Ma la vera differenza, la vera rivoluzione è avvenuta nell’uso del social network. Se inizialmente Instagram era il lido degli amanti della fotografia ed era l’immagine a essere protagonista, oggi questo ruolo è passato al titolare dell’account. Chi ha assistito agli albori di Instagram ricorderà i tramonti, le tazzine e gli immancabili, ormai iconici “macaron”. I cliché si vendevano un tanto al chilo, a prezzo inversamente proporzionale a quello dei costosissimi macaron, ma c’era il tentativo di creare qualcosa di artistico. L’immagine voleva essere ben composta, piacevole allo sguardo, e il filtro finiva per dare quel tocco in più. L’applicazione diventava così un’estensione dello sguardo di chi scattava, con più o meno fantasia. La fotografia che veniva postata era davvero un prodotto del suo creatore. Oggi, invece, sembra essere d’obbligo essere davanti all’obiettivo. Un panorama del mare non è degno di essere immortalato se non con la faccia che spunta all’angolo. Tutto diventa “selfie” (quand’è, poi, che abbiamo iniziato a dismettere la parola “autoscatto”?).

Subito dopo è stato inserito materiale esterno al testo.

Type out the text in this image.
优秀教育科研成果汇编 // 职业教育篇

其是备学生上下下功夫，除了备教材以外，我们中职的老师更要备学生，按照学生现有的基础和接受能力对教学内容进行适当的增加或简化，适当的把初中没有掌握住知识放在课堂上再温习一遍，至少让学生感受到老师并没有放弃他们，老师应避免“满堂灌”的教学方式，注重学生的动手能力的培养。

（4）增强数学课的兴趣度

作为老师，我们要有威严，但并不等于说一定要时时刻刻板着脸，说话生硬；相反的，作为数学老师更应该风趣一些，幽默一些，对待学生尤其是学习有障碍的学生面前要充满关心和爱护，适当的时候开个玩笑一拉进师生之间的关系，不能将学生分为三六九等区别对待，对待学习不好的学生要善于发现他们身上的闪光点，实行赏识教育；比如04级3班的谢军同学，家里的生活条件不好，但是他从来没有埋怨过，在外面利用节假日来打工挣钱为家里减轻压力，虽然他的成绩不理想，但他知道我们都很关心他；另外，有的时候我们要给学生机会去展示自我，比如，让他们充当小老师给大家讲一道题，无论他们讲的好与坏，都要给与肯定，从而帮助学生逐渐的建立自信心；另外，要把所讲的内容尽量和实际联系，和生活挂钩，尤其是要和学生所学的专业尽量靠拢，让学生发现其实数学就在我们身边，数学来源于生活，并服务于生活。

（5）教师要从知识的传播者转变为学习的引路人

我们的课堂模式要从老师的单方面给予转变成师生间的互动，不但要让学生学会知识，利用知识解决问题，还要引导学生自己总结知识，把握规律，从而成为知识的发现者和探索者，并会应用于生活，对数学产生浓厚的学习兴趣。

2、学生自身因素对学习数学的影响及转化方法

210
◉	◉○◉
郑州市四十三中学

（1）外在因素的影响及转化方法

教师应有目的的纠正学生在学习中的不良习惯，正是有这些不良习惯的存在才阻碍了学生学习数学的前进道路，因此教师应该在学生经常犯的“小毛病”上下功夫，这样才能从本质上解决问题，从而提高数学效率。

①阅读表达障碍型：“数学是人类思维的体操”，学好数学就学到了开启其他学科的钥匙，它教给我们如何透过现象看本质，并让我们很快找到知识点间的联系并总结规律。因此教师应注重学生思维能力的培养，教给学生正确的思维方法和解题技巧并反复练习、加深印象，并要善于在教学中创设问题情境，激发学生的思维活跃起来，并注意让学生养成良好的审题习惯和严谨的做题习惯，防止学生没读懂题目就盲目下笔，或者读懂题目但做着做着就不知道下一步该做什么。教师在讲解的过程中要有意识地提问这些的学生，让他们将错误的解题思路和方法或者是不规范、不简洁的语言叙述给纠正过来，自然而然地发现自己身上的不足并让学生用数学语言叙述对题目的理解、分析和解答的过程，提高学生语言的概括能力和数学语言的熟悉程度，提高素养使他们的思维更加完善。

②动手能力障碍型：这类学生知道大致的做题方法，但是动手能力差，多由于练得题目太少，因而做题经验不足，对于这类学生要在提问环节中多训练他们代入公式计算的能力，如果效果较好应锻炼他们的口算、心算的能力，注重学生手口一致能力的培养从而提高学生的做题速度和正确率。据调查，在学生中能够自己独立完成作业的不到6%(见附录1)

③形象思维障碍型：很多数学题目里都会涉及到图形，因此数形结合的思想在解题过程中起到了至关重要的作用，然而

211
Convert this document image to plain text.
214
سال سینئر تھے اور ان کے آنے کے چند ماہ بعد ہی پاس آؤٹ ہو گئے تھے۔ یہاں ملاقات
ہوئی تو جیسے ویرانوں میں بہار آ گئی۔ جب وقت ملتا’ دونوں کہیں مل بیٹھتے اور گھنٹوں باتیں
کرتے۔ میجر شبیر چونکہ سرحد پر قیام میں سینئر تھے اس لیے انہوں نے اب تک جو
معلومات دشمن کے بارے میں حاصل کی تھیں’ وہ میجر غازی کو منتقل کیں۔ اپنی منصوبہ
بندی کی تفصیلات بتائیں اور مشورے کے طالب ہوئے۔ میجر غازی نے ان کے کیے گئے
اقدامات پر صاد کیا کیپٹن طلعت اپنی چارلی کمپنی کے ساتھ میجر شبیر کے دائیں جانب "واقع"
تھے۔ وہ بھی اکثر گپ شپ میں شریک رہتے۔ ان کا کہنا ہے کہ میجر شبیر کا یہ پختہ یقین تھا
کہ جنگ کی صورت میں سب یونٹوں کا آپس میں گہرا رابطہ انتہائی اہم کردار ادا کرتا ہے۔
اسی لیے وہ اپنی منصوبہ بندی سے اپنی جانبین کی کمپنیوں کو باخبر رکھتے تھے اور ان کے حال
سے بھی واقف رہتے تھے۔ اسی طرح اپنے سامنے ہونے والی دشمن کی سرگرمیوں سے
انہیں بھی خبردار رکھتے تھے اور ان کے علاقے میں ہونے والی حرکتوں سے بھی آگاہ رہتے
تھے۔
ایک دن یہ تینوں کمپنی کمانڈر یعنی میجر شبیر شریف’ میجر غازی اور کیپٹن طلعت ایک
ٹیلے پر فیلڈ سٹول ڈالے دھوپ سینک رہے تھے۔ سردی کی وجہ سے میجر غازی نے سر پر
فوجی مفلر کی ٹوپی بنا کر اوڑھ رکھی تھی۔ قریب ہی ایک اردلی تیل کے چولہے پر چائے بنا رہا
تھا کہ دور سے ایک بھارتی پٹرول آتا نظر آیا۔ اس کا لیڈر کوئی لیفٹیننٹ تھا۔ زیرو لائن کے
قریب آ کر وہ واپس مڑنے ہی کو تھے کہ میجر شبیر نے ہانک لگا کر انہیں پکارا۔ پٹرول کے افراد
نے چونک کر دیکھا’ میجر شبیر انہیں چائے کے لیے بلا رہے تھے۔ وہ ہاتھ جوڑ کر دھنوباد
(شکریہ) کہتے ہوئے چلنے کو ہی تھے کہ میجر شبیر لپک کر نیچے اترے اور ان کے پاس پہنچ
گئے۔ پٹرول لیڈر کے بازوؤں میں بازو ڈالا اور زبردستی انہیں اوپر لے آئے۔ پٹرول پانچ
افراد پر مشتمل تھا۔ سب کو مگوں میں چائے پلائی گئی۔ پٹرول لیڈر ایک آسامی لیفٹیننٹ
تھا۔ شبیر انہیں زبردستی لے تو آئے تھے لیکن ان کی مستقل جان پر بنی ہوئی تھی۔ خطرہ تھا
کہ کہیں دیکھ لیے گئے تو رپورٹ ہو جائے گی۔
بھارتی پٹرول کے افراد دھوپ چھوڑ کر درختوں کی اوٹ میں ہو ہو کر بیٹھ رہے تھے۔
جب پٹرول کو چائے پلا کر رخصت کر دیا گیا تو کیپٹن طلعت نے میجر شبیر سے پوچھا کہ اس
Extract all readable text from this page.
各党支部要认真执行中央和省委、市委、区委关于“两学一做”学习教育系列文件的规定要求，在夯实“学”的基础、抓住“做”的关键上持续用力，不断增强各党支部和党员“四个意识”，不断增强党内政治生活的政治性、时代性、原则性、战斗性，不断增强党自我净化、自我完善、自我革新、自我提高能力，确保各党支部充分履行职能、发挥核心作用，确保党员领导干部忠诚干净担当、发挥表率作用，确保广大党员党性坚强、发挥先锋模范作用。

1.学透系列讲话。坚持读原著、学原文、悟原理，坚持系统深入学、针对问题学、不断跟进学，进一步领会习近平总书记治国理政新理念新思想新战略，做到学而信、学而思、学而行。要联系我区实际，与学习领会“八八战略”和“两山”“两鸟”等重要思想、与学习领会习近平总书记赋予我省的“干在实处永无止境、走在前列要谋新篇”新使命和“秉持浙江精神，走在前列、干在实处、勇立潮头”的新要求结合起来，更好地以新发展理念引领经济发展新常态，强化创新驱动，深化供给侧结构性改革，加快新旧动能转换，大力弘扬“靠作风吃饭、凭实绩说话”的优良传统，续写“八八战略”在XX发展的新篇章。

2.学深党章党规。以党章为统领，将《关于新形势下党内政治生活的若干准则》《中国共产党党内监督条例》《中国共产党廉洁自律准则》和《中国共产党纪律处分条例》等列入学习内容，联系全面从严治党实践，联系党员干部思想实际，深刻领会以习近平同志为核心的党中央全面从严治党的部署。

Intendiamoci: non c’è la volontà di fare la morale a nessuno, anche perché fino a prova contraria immortalarsi non è reato, nemmeno quando facendolo si rovina un panorama pazzesco. Come accade spesso, però, si può prendere spunto da una piccola curiosità per una riflessione più ampia.

«Se non appare sui social non è mai successo» ha detto qualcuno qualche tempo fa. In questo senso, forse, la banale foto ricordo (a cui comunque lasciava grande spazio già Facebook) non risulta più sufficiente. Oggi occorre essere protagonisti, pena l’impressione di “non esserci stati”. «Io c’ero»: una foto è la prova più tangibile.

Ma da dove arriva la tendenza? Un’ipotesi è quella che a lanciarla siano state le celebrità e gli influencer, per cui ovviamente l’immagine ha più importanza che per il comune mortale medio. È il loro strumento di lavoro. Accade spesso, del resto, che siano loro a lanciare una moda e che il resto dell’utenza (i “follower” in tutti i sensi, in questo caso) si accodi. 

E così, foto dopo foto, si costruisce un album dei ricordi condiviso, che ci vede sempre protagonisti. Che male c’è, dopotutto? Almeno finché le home page non sostituiscono le case di mattoni, quelle vere, dove trovare riparo ed essere se stessi. «You let the phone line bring it home to you the life, the lies, the dreams. You cannot see the real thing underneath: naked truth revealed» cantavano quasi vent’anni fa i Sonata Artica. Profetici. Sarebbe interessante sapere se qualcuno ha già previsto quale sarà la prossima tendenza.